テツロウ・シゲマツとの友情は2015年まで遡る。彼の1人芝居Empire of the Sonのチケットを偶然サイレントオークションでゲットしたのが事の始まりだ。当時はテツロウのことは知らなかったし、この芝居のことも全く知らなかった。ポスターをみて、何かのバンド?と思ったくらいだ。

私の予想は全く間違っていて、オットと一緒に2015年の秋にEmpire of the Son を観に行って私は打ちのめされた。Empireは、テツロウと彼の父親のストーリーで、日本人の父と息子の話、そして同時に後悔と哀しみの話でもある。私は芝居の大部分で泣いてばかりだった。

テツロウは素晴らしいライターで、名前をつけることができない感情を書き表すことに素晴らしく才能のある人。翌年に再演された時には、もう一度観に行ったくらいだ。今でも、私の中でナンバーワンの芝居である。

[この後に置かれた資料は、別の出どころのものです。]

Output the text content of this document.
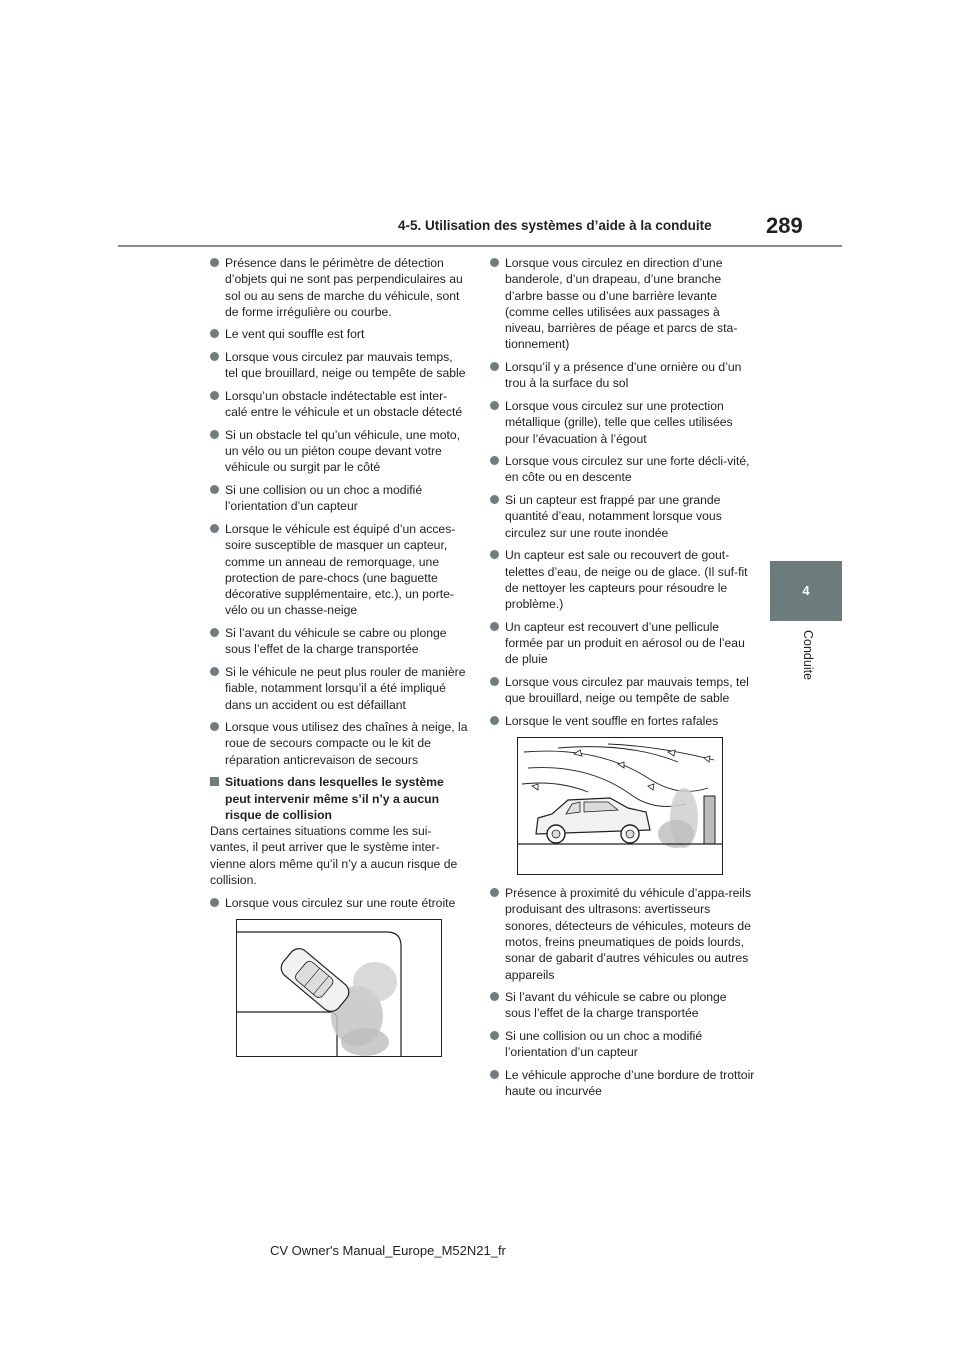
4-5. Utilisation des systèmes d’aide à la conduite 289
4
Conduite
Présence dans le périmètre de détection d’objets qui ne sont pas perpendiculaires au sol ou au sens de marche du véhicule, sont de forme irrégulière ou courbe.
Le vent qui souffle est fort
Lorsque vous circulez par mauvais temps, tel que brouillard, neige ou tempête de sable
Lorsqu’un obstacle indétectable est inter-calé entre le véhicule et un obstacle détecté
Si un obstacle tel qu’un véhicule, une moto, un vélo ou un piéton coupe devant votre véhicule ou surgit par le côté
Si une collision ou un choc a modifié l’orientation d’un capteur
Lorsque le véhicule est équipé d’un acces-soire susceptible de masquer un capteur, comme un anneau de remorquage, une protection de pare-chocs (une baguette décorative supplémentaire, etc.), un porte-vélo ou un chasse-neige
Si l’avant du véhicule se cabre ou plonge sous l’effet de la charge transportée
Si le véhicule ne peut plus rouler de manière fiable, notamment lorsqu’il a été impliqué dans un accident ou est défaillant
Lorsque vous utilisez des chaînes à neige, la roue de secours compacte ou le kit de réparation anticrevaison de secours
Situations dans lesquelles le système peut intervenir même s’il n’y a aucun risque de collision
Dans certaines situations comme les sui-vantes, il peut arriver que le système inter-vienne alors même qu’il n’y a aucun risque de collision.
Lorsque vous circulez sur une route étroite
Lorsque vous circulez en direction d’une banderole, d’un drapeau, d’une branche d’arbre basse ou d’une barrière levante (comme celles utilisées aux passages à niveau, barrières de péage et parcs de sta-tionnement)
Lorsqu’il y a présence d’une ornière ou d’un trou à la surface du sol
Lorsque vous circulez sur une protection métallique (grille), telle que celles utilisées pour l’évacuation à l’égout
Lorsque vous circulez sur une forte décli-vité, en côte ou en descente
Si un capteur est frappé par une grande quantité d’eau, notamment lorsque vous circulez sur une route inondée
Un capteur est sale ou recouvert de gout-telettes d’eau, de neige ou de glace. (Il suf-fit de nettoyer les capteurs pour résoudre le problème.)
Un capteur est recouvert d’une pellicule formée par un produit en aérosol ou de l’eau de pluie
Lorsque vous circulez par mauvais temps, tel que brouillard, neige ou tempête de sable
Lorsque le vent souffle en fortes rafales
Présence à proximité du véhicule d’appa-reils produisant des ultrasons: avertisseurs sonores, détecteurs de véhicules, moteurs de motos, freins pneumatiques de poids lourds, sonar de gabarit d’autres véhicules ou autres appareils
Si l’avant du véhicule se cabre ou plonge sous l’effet de la charge transportée
Si une collision ou un choc a modifié l’orientation d’un capteur
Le véhicule approche d’une bordure de trottoir haute ou incurvée
CV Owner's Manual_Europe_M52N21_fr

私は素晴らしいパフォーマーが大好きで、テツロウのように心のなかに特別な場所があるアーティストが何人かいる。Ivan Coyote やAlexandra Tatarsky もその中に入る。もっと簡単な言い方をすると、私は才能のあるアーティストの大ファンということ。

今ではテツロウを友人と呼べることに感謝している。よくテキストメッセージで会話するし、執筆について、暗記の仕方について、そして彼の制作中の次の芝居について、家族について、よく話をする。

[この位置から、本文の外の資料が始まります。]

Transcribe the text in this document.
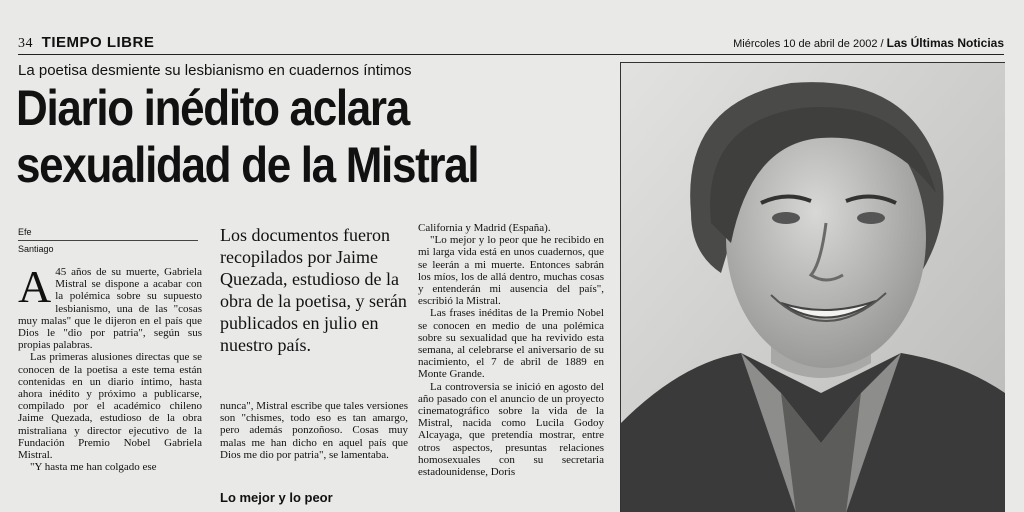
34 TIEMPO LIBRE	Miércoles 10 de abril de 2002 / Las Últimas Noticias
La poetisa desmiente su lesbianismo en cuadernos íntimos
Diario inédito aclara
sexualidad de la Mistral
Efe
Santiago
A 45 años de su muerte, Gabriela Mistral se dispone a acabar con la polémica sobre su supuesto lesbianismo, una de las "cosas muy malas" que le dijeron en el país que Dios le "dio por patria", según sus propias palabras.

Las primeras alusiones directas que se conocen de la poetisa a este tema están contenidas en un diario íntimo, hasta ahora inédito y próximo a publicarse, compilado por el académico chileno Jaime Quezada, estudioso de la obra mistraliana y director ejecutivo de la Fundación Premio Nobel Gabriela Mistral.

"Y hasta me han colgado ese

Los documentos fueron recopilados por Jaime Quezada, estudioso de la obra de la poetisa, y serán publicados en julio en nuestro país.

nunca", Mistral escribe que tales versiones son "chismes, todo eso es tan amargo, pero además ponzoñoso. Cosas muy malas me han dicho en aquel país que Dios me dio por patria", se lamentaba.

Lo mejor y lo peor

California y Madrid (España).

"Lo mejor y lo peor que he recibido en mi larga vida está en unos cuadernos, que se leerán a mi muerte. Entonces sabrán los míos, los de allá dentro, muchas cosas y entenderán mi ausencia del país", escribió la Mistral.

Las frases inéditas de la Premio Nobel se conocen en medio de una polémica sobre su sexualidad que ha revivido esta semana, al celebrarse el aniversario de su nacimiento, el 7 de abril de 1889 en Monte Grande.

La controversia se inició en agosto del año pasado con el anuncio de un proyecto cinematográfico sobre la vida de la Mistral, nacida como Lucila Godoy Alcayaga, que pretendía mostrar, entre otros aspectos, presuntas relaciones homosexuales con su secretaria estadounidense, Doris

去年、テツロウの最新作、1 Hour Photoを観に行った。今回の芝居は、マス・ヤマモトの人生が語られる。マスの娘、ドナ・ヤマモトは女優で、この芝居をプロデュースしたVACT(Vancouver Asian Canadian Theatre)のアーティスティック・ディレクターだ。

先日、テツロウが親切にも1Hour Photoの書籍版を送ってくれた。芝居でみたものを読み返して再度ストーリーを追体験できたのはとても良かった。

1 Hour Photoでは現在でもバンクーバーで健在なマス・ヤマモトの数奇な人生が語られる。マスの人生は第2次世界大戦中に日本人が強制的に収容所に送られたことで、一時停止させられてしまう。マスと彼の家族はレモン・クリーク収容所に送られ、父を早くに亡くしたマスは、家計を支えるためにりんご農園での仕事をしなければならず。他の友達のように大学に通うことができなかった。

しかしマスが普通の人と違うところは、その回復力だ。収容所から開放されたあと、マスは北極での仕事を取る、その後3つの大学の学位を7年かけて取得し、政府の研究員になる。そしてその後はJapan Cameraという北米の大きな写真屋チェーンで1 Hour Photoのフランチャイズを始めるのだ。

先日この本がテツロウから届いた日のブログにも書いたが、この本の巻頭にある写真家の引用が、まさにマスにぴったりだった。

“Character, like a photograph, develops in darkness” 

性格は、写真と同じように、暗闇の中でつくられる。

彼の青年時代は日系カナダ人にとって非常に暗いものだったが、それが彼の回復力の強さを育てたのだろう。この本を読んでいて、芝居を見た時と同じことを思わずにいられなかった。それは、私はこの人生をめいいっぱい生きているだろうか?そして、どうすればマスのような並外れた人生を送ることができるのだろうか?ということ。

その答えはわからない。たぶん私はまだ人生の1章の途中なのだろう。